Just make sure that you have any required documentation to back up the deduction. That way, if you get audited, you have some proof available.

Choose the Best Filing Status

If you’re a married couple, don’t default to “Married Filing Jointly.” In some cases, filing separately is actually a better financial move. For example, it might reduce the adjusted gross income for both of you, creating a bigger refund. As with itemizing, it’s best to run the numbers both ways so that you can choose the optimal route.

For single people who are part of a couple, don’t default to “Single.” Check to see if one or both of you, depending on your living situations, qualify as “Head of Household.” If you do, the tax savings can be significant, so it’s worth checking.

It is important to note that the rules to qualify as Head of Household are very strict. Don’t be tempted to stretch the truth or assume that you’re eligible, as the penalty for choosing the wrong status can be somewhat severe.
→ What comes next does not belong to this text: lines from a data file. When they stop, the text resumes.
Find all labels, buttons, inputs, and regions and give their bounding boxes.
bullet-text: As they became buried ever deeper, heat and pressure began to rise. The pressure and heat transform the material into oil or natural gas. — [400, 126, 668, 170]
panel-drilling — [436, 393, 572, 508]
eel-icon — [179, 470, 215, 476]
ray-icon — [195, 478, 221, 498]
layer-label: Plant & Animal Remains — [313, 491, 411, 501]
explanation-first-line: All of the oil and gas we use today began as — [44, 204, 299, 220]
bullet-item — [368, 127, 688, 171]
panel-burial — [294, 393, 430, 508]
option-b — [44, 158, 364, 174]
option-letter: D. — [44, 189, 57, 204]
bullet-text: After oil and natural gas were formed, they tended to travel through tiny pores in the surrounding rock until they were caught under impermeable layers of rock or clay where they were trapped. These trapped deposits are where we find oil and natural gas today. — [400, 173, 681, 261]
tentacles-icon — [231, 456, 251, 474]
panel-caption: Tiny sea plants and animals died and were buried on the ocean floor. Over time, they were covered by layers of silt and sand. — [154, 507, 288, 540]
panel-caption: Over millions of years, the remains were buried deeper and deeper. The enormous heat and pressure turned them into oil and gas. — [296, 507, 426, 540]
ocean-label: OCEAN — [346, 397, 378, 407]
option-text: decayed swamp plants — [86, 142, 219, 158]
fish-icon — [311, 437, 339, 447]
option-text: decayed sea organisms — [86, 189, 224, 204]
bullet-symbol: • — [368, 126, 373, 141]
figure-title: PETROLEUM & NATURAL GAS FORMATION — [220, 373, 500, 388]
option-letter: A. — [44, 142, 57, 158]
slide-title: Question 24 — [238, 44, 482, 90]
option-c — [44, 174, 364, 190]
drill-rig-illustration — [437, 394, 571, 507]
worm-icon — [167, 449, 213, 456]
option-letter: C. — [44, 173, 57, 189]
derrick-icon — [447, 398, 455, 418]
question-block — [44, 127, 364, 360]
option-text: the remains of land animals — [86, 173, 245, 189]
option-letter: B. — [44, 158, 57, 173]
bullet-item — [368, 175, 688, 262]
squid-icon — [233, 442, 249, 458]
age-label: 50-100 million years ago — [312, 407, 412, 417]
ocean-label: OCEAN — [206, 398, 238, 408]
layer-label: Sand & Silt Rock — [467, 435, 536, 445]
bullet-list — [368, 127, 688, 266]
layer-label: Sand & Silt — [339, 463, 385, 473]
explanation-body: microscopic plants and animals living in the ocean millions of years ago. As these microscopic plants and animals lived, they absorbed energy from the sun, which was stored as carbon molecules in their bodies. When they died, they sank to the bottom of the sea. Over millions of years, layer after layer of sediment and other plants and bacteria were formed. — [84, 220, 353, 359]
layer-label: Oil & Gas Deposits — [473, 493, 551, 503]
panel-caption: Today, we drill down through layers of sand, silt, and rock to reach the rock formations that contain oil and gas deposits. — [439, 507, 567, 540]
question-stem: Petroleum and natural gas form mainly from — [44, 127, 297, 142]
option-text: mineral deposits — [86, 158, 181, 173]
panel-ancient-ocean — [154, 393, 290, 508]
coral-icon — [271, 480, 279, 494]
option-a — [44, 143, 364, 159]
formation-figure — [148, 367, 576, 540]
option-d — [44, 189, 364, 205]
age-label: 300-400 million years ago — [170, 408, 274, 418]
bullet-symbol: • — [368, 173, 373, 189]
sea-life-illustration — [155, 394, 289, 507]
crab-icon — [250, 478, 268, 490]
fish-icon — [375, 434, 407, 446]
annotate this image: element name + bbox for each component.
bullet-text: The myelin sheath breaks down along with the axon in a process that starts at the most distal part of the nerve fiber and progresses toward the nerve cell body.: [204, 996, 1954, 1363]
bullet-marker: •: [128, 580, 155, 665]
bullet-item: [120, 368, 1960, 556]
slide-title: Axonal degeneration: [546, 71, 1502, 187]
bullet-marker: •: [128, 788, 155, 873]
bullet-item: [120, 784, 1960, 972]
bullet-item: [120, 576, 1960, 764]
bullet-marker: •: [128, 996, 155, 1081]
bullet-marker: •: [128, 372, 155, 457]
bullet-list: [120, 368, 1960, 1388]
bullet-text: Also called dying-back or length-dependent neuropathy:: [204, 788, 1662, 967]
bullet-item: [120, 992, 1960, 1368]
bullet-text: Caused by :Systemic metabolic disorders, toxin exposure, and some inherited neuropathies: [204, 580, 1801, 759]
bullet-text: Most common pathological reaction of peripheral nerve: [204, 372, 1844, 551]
Check Your Tax Credit Eligibility

Many tax filers overlook credits that they could use to lower their tax burden. For example, approximately 20 percent of those who qualify for the Earned Income Tax Credit don’t claim it. While usually it applies to households with children, there are single and married filers without kids who might qualify.

Another often missed credit is the Child and Dependent Care Credit. With this one, if you have a daycare or similar expense for a dependent, you could be eligible for some tax savings. Similarly, graduate students may qualify for the Lifelong Learner credit, an often-overlooked educational credit.

There is a slew of other credits that many households miss. As a result, it’s always wise to look at each one. Then, you can determine whether it applies to your situation.